Author: Gonzalez, Winder A. ; Type of thesis: Master Thesis
Abstract:
Vacuum coating processes use a vacuum environment and an atomic or molecular condensable vapor source to deposit thin films, typically less than 5µm in thickness. An example of such a process is magnetron sputtering where material is removed from a solid target by ion bombardment and deposited on a substrate in atomic layers. It is one of the most flexible and controllable methods of generating a metal vapour in vacuum. Applications include low friction coatings for tools, antireflective coatings on glass, semiconductors, decorative coatings e.g. bath taps, touch panel screens, car headlamps, telescope mirrors and coatings for photovoltaics.
A magnetron sputtering source is composed by a cathode, an anode and a combined electric and magnetic field. There are various types of magnetron depending on the application and the target efficiency required. Each type requires an optimized design of magnetic field to ensure operation of the magnetron source. As the price of raw materials becomes higher, the efficiency of the usage of the deposition materials also becomes an important concern.

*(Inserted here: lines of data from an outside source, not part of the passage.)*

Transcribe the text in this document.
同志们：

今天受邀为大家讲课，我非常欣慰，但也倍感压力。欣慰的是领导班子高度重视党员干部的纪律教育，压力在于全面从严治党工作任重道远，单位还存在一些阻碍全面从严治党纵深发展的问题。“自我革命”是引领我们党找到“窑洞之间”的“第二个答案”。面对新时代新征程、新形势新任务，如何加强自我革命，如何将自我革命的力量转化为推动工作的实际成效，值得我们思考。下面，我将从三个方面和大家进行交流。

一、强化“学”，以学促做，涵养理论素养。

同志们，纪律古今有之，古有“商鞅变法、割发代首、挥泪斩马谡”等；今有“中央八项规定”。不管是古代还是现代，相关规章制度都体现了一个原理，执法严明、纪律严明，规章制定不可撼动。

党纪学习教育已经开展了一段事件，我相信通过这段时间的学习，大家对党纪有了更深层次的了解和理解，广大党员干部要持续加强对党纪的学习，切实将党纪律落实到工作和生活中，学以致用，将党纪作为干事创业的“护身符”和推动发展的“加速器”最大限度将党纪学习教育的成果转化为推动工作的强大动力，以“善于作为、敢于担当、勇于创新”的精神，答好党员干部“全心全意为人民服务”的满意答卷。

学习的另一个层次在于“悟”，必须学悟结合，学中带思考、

The purpose of a magnetic field in a sputtering plasma is to increase the efficiency of ionization by capturing electrons emitted from the target to enlarge the rate of the collisions between electrons and neutral gas atoms. The lack of uniformity of the magnetic field produces a non-uniform plasma density, hence differential sputtering rates across the surface of the target. It is obvious that increasing uniformity of the magnetic field will improve the uniformity of the erosion of the target.
This thesis shows the setup of a d.c. magnetron sputtering configuration for a 4″ diameter Copper target, based on a computational study of different magnetic confinements, as well as with an optimization …..
of the erosion sputtered from the target.